While the VAE is a generative model that is capable of producing new samples from a learned data distribution, its main objective is to learn the latent space representation and the corresponding distribution. Generative adversarial networks (GANs) are explicitly set up to optimize for the generative tasks^{ [9]}. In their essence, GANs were proposed as generative models that learn a mapping from a random noise vector \(z\) to an output \(y\), \(G: z \to y\)^{[9]} . The architecture of a GAN is composed of two main components: the generator and the discriminator. The generator \(G\) is trained to produce samples based on an input noise vector \(z\) that cannot be distinguished from “real” images by an adversarially trained discriminator, *D*, which is trained to do as well as possible at detecting the generator “fakes” ^{[9]}.
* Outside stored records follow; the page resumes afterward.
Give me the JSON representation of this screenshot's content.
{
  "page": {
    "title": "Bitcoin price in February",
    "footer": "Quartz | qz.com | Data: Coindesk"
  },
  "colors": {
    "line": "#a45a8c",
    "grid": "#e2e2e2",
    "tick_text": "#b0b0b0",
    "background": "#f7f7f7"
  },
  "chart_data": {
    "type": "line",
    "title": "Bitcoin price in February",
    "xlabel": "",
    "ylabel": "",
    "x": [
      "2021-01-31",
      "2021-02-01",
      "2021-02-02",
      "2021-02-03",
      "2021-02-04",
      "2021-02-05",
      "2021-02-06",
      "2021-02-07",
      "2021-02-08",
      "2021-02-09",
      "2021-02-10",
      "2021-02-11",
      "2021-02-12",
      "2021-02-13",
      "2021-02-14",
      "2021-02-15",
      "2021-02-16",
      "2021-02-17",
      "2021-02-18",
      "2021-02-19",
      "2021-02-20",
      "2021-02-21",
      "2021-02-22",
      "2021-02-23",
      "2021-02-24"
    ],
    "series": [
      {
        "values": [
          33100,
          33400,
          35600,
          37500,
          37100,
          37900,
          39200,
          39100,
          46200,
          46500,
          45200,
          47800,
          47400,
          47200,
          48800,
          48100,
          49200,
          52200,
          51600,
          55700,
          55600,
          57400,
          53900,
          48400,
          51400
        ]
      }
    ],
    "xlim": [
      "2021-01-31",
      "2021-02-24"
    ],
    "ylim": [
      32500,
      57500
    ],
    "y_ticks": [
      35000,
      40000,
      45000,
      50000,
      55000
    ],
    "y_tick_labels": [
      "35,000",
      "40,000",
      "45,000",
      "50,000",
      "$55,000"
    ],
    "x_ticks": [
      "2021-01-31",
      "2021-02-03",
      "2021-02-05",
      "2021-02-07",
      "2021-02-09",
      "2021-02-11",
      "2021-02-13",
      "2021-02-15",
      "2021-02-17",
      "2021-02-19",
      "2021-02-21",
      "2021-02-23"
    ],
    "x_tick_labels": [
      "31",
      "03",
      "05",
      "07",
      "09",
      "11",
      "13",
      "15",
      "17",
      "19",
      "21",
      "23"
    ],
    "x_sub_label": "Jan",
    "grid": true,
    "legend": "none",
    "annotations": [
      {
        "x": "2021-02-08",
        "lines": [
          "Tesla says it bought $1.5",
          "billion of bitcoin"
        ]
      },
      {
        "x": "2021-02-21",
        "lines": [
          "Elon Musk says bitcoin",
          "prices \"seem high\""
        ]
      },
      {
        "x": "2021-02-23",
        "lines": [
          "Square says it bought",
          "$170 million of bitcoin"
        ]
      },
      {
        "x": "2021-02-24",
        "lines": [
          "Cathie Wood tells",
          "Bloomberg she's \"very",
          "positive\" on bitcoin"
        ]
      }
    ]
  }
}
The conventional generator in a GAN is basically an encoder-decoder scheme similar to that in an AE where the input is passed through a series of layers that progressively downsample it (i.e., encoding), until a bottleneck layer, at which point the process is reversed (i.e., decoding) ^{[9, 10, 28]}. On the other hand, the discriminator is a convolutional neural network whose objective is to classify “fake” and “real” images. Hence, its structure differs from that of the generator and resembles a typical two-class classification network^{ [9, 10, 28]}. This adversarial scheme is represented in the objective function given as:

\[\underset{G}{\mathrm{min}}\underset{D}{\mathrm{max}}{\mathbb{E}}_{x}\left[logD\left(x\right)\right]+{\mathbb{E}}_{z}\left(log\left[1-D\left(G\left(z\right)\right)\right]\right)\qquad \qquad \qquad \quad \text{(4)}\]

where \(D\left(•\right)\) represents the probability of a sample being real; i.e., not generated by \(G\). After training, the generator part of the GAN is used to generate new samples using random noise vectors while the discriminator is discarded as it is only needed for the training process^{ [9, 10, 28]}.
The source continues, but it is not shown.